The British report adds that, even as other allies struggled to predict the speed of the Taliban takeover, “the fact that this came as a surprise to many, including the militants themselves, does not excuse the failures of the Taliban.” UK, but rather makes it more urgent to identify where information gathering, analysis and planning fell short.”

You will not find such a blunt inventory in the Canadian report.

In fact, the Canadian special commission suggested that Global Affairs, the Department of National Defense and Immigration Refugees and Citizenship Canada appeared to have taken steps to isolate itself from criticism.

“Some departments have conducted an internal exercise of lessons learned or a post-action evaluation,” the Canadian parliamentary report said.

“However, the results of those exercises were not communicated to the special commission, and it was not clear that a formal, comprehensive and government-initiated review had been completed.”

When the UK commission was opposed – particularly over questions related to the evacuation of a UK homeless animal charity from Afghanistan – it did not hesitate to call the UK Foreign Office in its final report due to a lack of transparency.

“The FCDO has repeatedly given us answers which, in our view, are intentionally evasive at best and often deliberately misleading,” the UK report said.

Federal law disrupting aid delivery hears from MPs

Aside from investigating the evacuation and resettlement of Afghan refugees, Canada’s Parliamentary Commission of Humanitarian Groups was heard saying federal anti-terror laws are standing in the way of delivering aid to Afghanistan — where the economy has collapsed and more than three-quarters of the population will soon be. below the poverty line.

The Taliban is on Canada’s list of terrorist entities and the prevailing view is that indirect payments to Afghanistan in any form would risk violating the Criminal Code.

Canada is the only one of its allies to make no exception for charitable work.

It is here that the Canadian Commons Commission came closest to an admonition.

“The Special Committee would like to express that it does not believe that Canada’s own policies, regulatory and legislative action to facilitate legitimate humanitarian action would equate to legitimizing the Taliban,” the Canadian report said.

“The Special Committee, as noted, understands the complexity of this situation. However, it is concerned that many months have passed since the Taliban takeover in Afghanistan, when the needs of the population are known to be dire.”

An Afghan man carries food supplies in a wheelbarrow during a humanitarian aid distribution to families in need in Kabul, Afghanistan, Wednesday, February 16, 2022. (Hussein Malla/The Associated Press)

That’s an understatement. As many as 23 million people in Afghanistan now face the possibility of famine.

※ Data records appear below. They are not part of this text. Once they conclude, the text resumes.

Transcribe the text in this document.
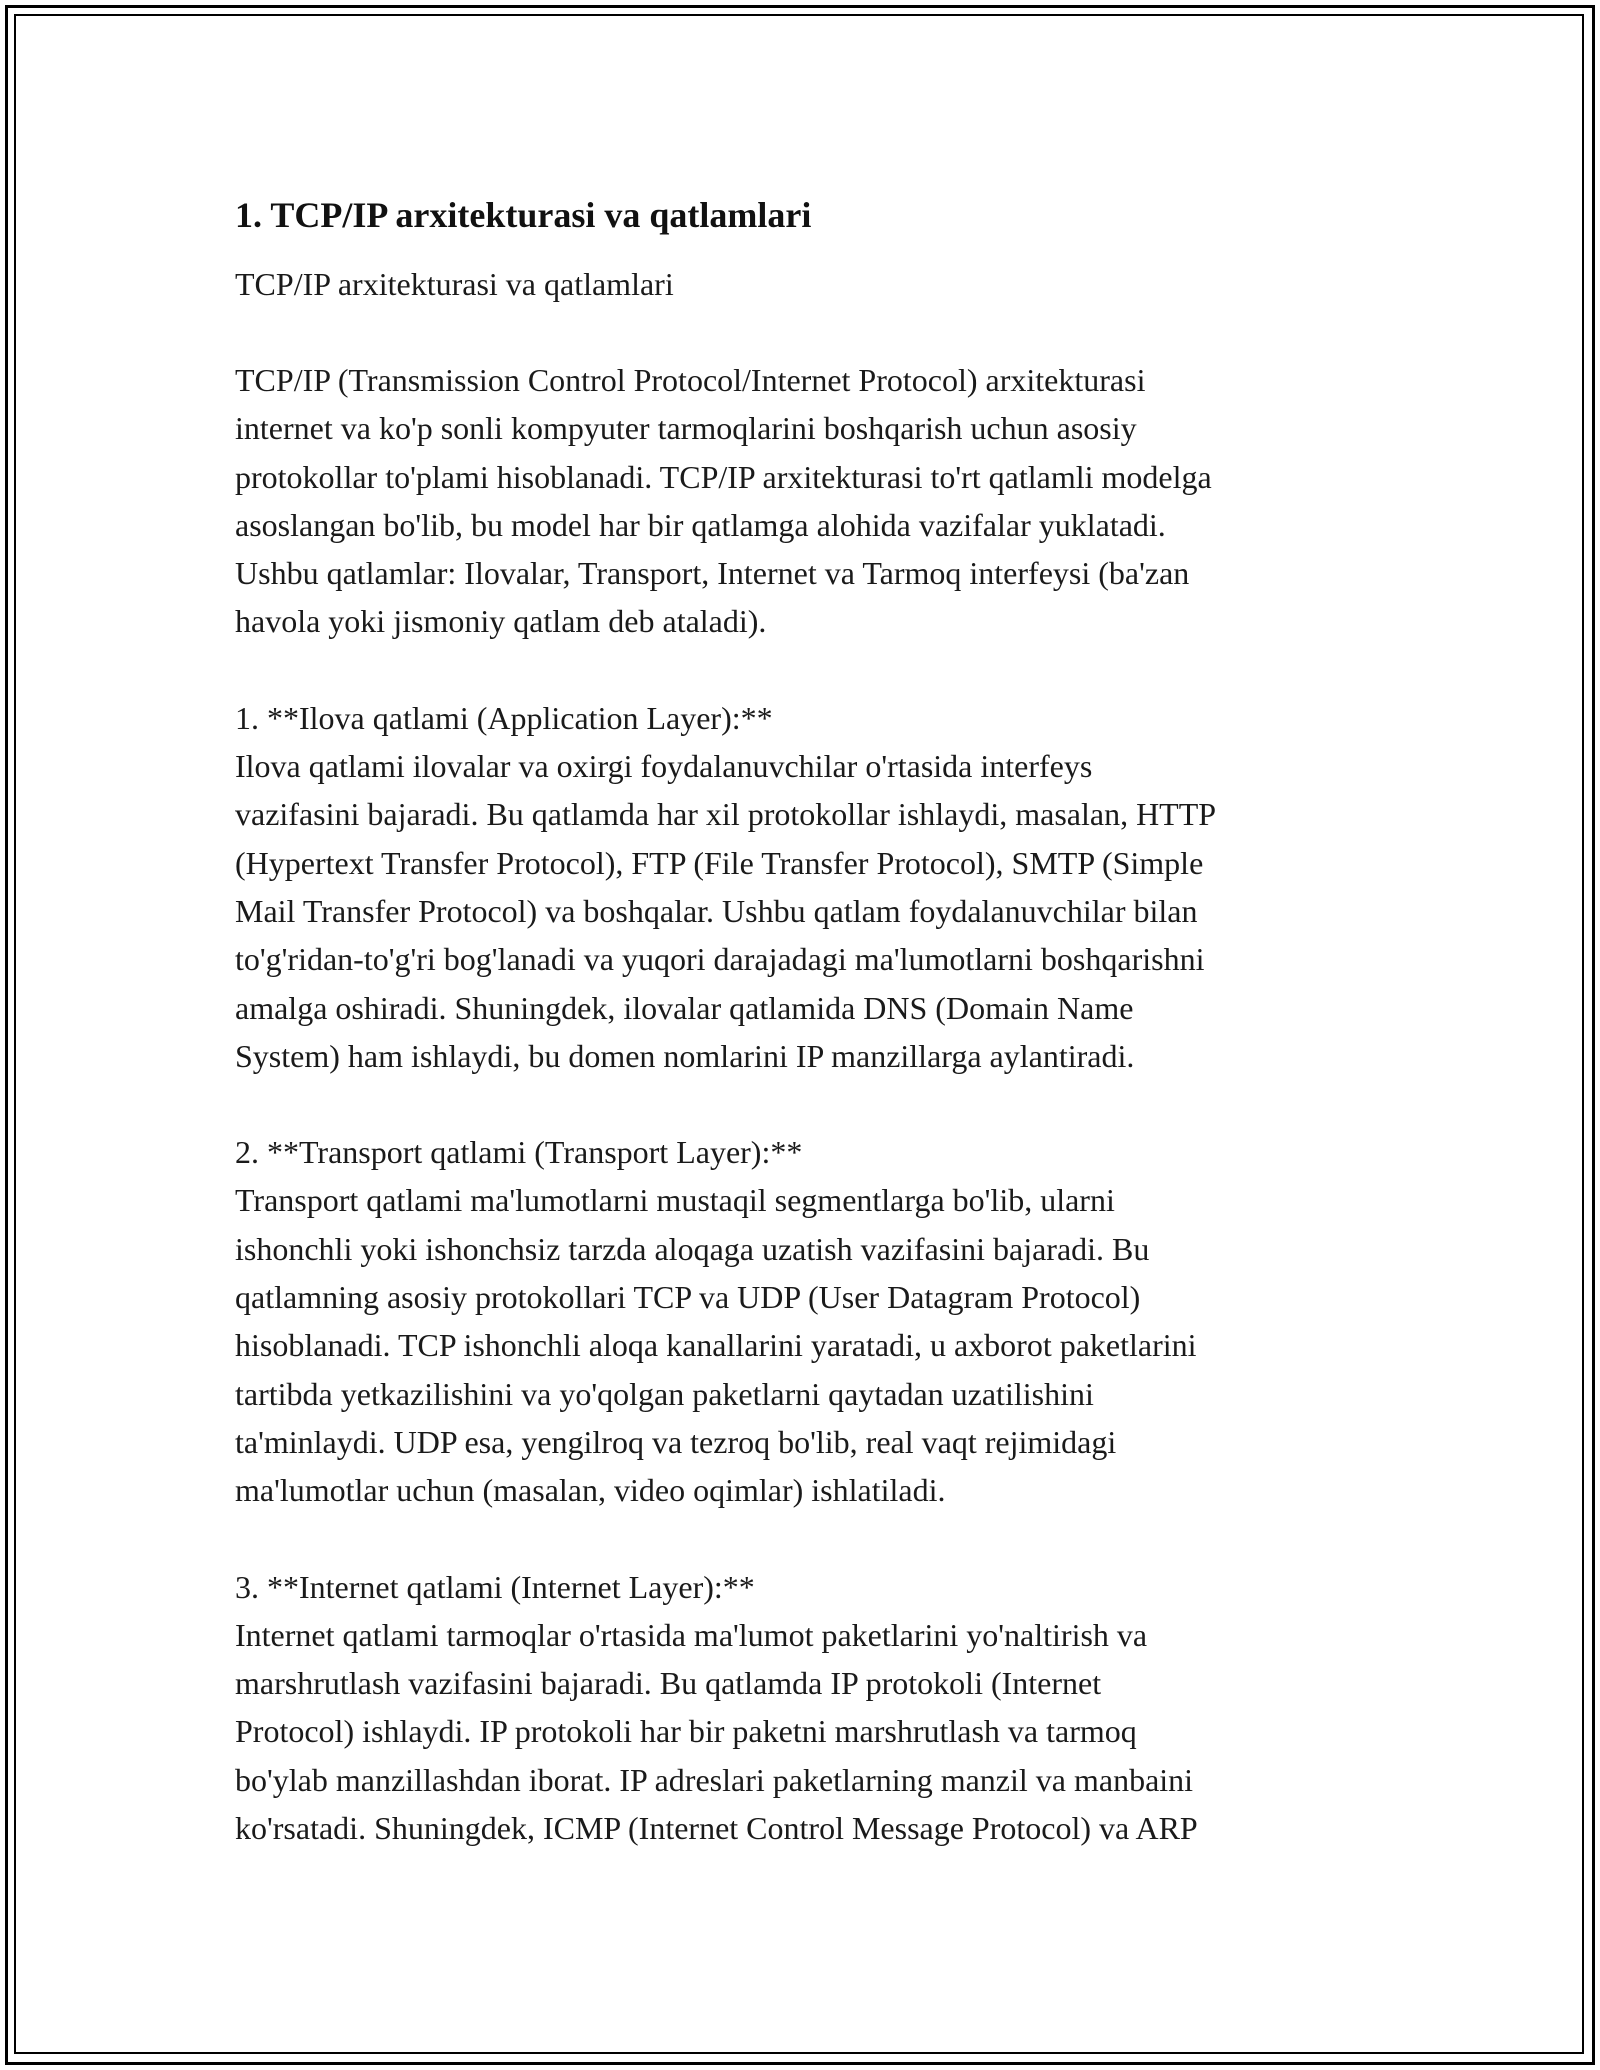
1. TCP/IP arxitekturasi va qatlamlari

TCP/IP arxitekturasi va qatlamlari

TCP/IP (Transmission Control Protocol/Internet Protocol) arxitekturasi
internet va ko'p sonli kompyuter tarmoqlarini boshqarish uchun asosiy
protokollar to'plami hisoblanadi. TCP/IP arxitekturasi to'rt qatlamli modelga
asoslangan bo'lib, bu model har bir qatlamga alohida vazifalar yuklatadi.
Ushbu qatlamlar: Ilovalar, Transport, Internet va Tarmoq interfeysi (ba'zan
havola yoki jismoniy qatlam deb ataladi).

1. **Ilova qatlami (Application Layer):**
Ilova qatlami ilovalar va oxirgi foydalanuvchilar o'rtasida interfeys
vazifasini bajaradi. Bu qatlamda har xil protokollar ishlaydi, masalan, HTTP
(Hypertext Transfer Protocol), FTP (File Transfer Protocol), SMTP (Simple
Mail Transfer Protocol) va boshqalar. Ushbu qatlam foydalanuvchilar bilan
to'g'ridan-to'g'ri bog'lanadi va yuqori darajadagi ma'lumotlarni boshqarishni
amalga oshiradi. Shuningdek, ilovalar qatlamida DNS (Domain Name
System) ham ishlaydi, bu domen nomlarini IP manzillarga aylantiradi.

2. **Transport qatlami (Transport Layer):**
Transport qatlami ma'lumotlarni mustaqil segmentlarga bo'lib, ularni
ishonchli yoki ishonchsiz tarzda aloqaga uzatish vazifasini bajaradi. Bu
qatlamning asosiy protokollari TCP va UDP (User Datagram Protocol)
hisoblanadi. TCP ishonchli aloqa kanallarini yaratadi, u axborot paketlarini
tartibda yetkazilishini va yo'qolgan paketlarni qaytadan uzatilishini
ta'minlaydi. UDP esa, yengilroq va tezroq bo'lib, real vaqt rejimidagi
ma'lumotlar uchun (masalan, video oqimlar) ishlatiladi.

3. **Internet qatlami (Internet Layer):**
Internet qatlami tarmoqlar o'rtasida ma'lumot paketlarini yo'naltirish va
marshrutlash vazifasini bajaradi. Bu qatlamda IP protokoli (Internet
Protocol) ishlaydi. IP protokoli har bir paketni marshrutlash va tarmoq
bo'ylab manzillashdan iborat. IP adreslari paketlarning manzil va manbaini
ko'rsatadi. Shuningdek, ICMP (Internet Control Message Protocol) va ARP
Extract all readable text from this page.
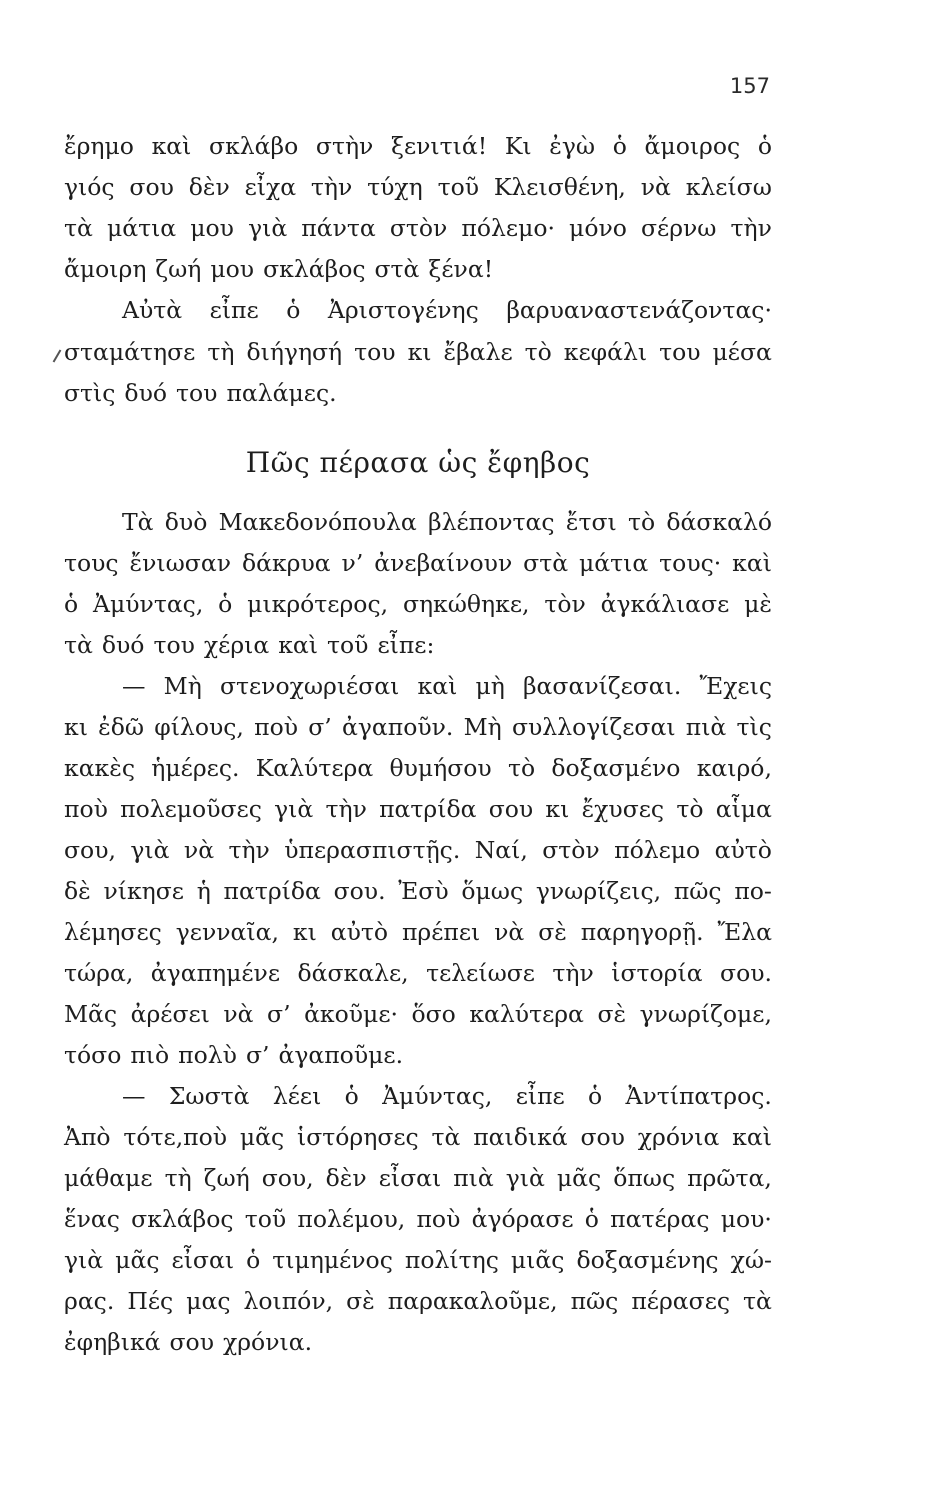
157
Πῶς πέρασα ὡς ἔφηβος
ἔρημο καὶ σκλάβο στὴν ξενιτιά! Κι ἐγὼ ὁ ἄμοιρος ὁ
γιός σου δὲν εἶχα τὴν τύχη τοῦ Κλεισθένη, νὰ κλείσω
τὰ μάτια μου γιὰ πάντα στὸν πόλεμο· μόνο σέρνω τὴν
ἄμοιρη ζωή μου σκλάβος στὰ ξένα!
Αὐτὰ εἶπε ὁ Ἀριστογένης βαρυαναστενάζοντας·
σταμάτησε τὴ διήγησή του κι ἔβαλε τὸ κεφάλι του μέσα
στὶς δυό του παλάμες.
Τὰ δυὸ Μακεδονόπουλα βλέποντας ἔτσι τὸ δάσκαλό
τους ἔνιωσαν δάκρυα ν’ ἀνεβαίνουν στὰ μάτια τους· καὶ
ὁ Ἀμύντας, ὁ μικρότερος, σηκώθηκε, τὸν ἀγκάλιασε μὲ
τὰ δυό του χέρια καὶ τοῦ εἶπε:
— Μὴ στενοχωριέσαι καὶ μὴ βασανίζεσαι. Ἔχεις
κι ἐδῶ φίλους, ποὺ σ’ ἀγαποῦν. Μὴ συλλογίζεσαι πιὰ τὶς
κακὲς ἡμέρες. Καλύτερα θυμήσου τὸ δοξασμένο καιρό,
ποὺ πολεμοῦσες γιὰ τὴν πατρίδα σου κι ἔχυσες τὸ αἷμα
σου, γιὰ νὰ τὴν ὑπερασπιστῇς. Ναί, στὸν πόλεμο αὐτὸ
δὲ νίκησε ἡ πατρίδα σου. Ἐσὺ ὅμως γνωρίζεις, πῶς πο-
λέμησες γενναῖα, κι αὐτὸ πρέπει νὰ σὲ παρηγορῇ. Ἔλα
τώρα, ἀγαπημένε δάσκαλε, τελείωσε τὴν ἱστορία σου.
Μᾶς ἀρέσει νὰ σ’ ἀκοῦμε· ὅσο καλύτερα σὲ γνωρίζομε,
τόσο πιὸ πολὺ σ’ ἀγαποῦμε.
— Σωστὰ λέει ὁ Ἀμύντας, εἶπε ὁ Ἀντίπατρος.
Ἀπὸ τότε,ποὺ μᾶς ἱστόρησες τὰ παιδικά σου χρόνια καὶ
μάθαμε τὴ ζωή σου, δὲν εἶσαι πιὰ γιὰ μᾶς ὅπως πρῶτα,
ἕνας σκλάβος τοῦ πολέμου, ποὺ ἀγόρασε ὁ πατέρας μου·
γιὰ μᾶς εἶσαι ὁ τιμημένος πολίτης μιᾶς δοξασμένης χώ-
ρας. Πές μας λοιπόν, σὲ παρακαλοῦμε, πῶς πέρασες τὰ
ἐφηβικά σου χρόνια.
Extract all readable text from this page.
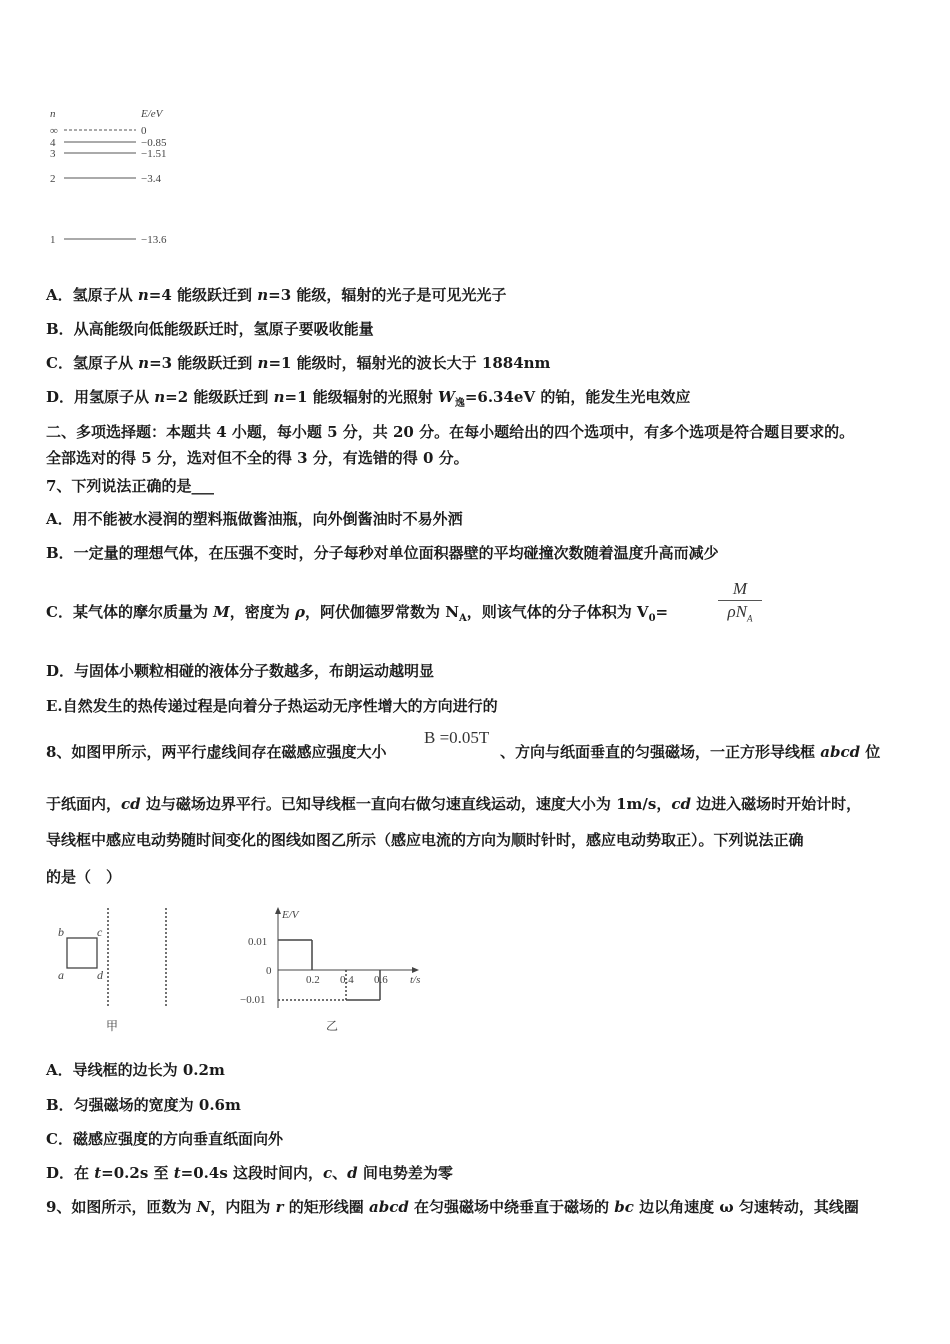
n	E/eV
∞	0
4	−0.85
3	−1.51
2	−3.4
1	−13.6
A．氢原子从 n=4 能级跃迁到 n=3 能级，辐射的光子是可见光光子
B．从高能级向低能级跃迁时，氢原子要吸收能量
C．氢原子从 n=3 能级跃迁到 n=1 能级时，辐射光的波长大于 1884nm
D．用氢原子从 n=2 能级跃迁到 n=1 能级辐射的光照射 $W_逸=6.34eV$ 的铂，能发生光电效应
二、多项选择题：本题共 4 小题，每小题 5 分，共 20 分。在每小题给出的四个选项中，有多个选项是符合题目要求的。
全部选对的得 5 分，选对但不全的得 3 分，有选错的得 0 分。
7、下列说法正确的是___
A．用不能被水浸润的塑料瓶做酱油瓶，向外倒酱油时不易外洒
B．一定量的理想气体，在压强不变时，分子每秒对单位面积器壁的平均碰撞次数随着温度升高而减少
C．某气体的摩尔质量为 M，密度为 ρ，阿伏伽德罗常数为 $N_A$，则该气体的分子体积为 $V_0=$
M
$\rho N_A$
D．与固体小颗粒相碰的液体分子数越多，布朗运动越明显
E.自然发生的热传递过程是向着分子热运动无序性增大的方向进行的
8、如图甲所示，两平行虚线间存在磁感应强度大小
B =0.05T
、方向与纸面垂直的匀强磁场，一正方形导线框 abcd 位
于纸面内，cd 边与磁场边界平行。已知导线框一直向右做匀速直线运动，速度大小为 1m/s，cd 边进入磁场时开始计时，
导线框中感应电动势随时间变化的图线如图乙所示（感应电流的方向为顺时针时，感应电动势取正）。下列说法正确
的是（　）
b	c
a	d
甲
E/V
t/s
0.01
0
−0.01
0.2 0.4 0.6
乙
A．导线框的边长为 0.2m
B．匀强磁场的宽度为 0.6m
C．磁感应强度的方向垂直纸面向外
D．在 t=0.2s 至 t=0.4s 这段时间内，c、d 间电势差为零
9、如图所示，匝数为 N，内阻为 r 的矩形线圈 abcd 在匀强磁场中绕垂直于磁场的 bc 边以角速度 ω 匀速转动，其线圈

International Development Minister Hajit Sajjan told the committee earlier this spring that he could not provide a timeline to address the issue, but assured MPs that Global Affairs Canada is “working with Justice and Public Security to find the best step to move forward.” “.

While Canada is discussing its next actions, the UK parliamentary committee — in a flash of goodwill in an otherwise burning report — praised Prime Minister Boris Johnson’s government for sending representatives to Kabul on two occasions and for taking action ” any opportunity that presents itself to sit down with” the Taliban at the ministerial level outside Afghanistan.

Johnson, the report said, has decided it “makes no sense” for the UK to “stand on the sidelines”.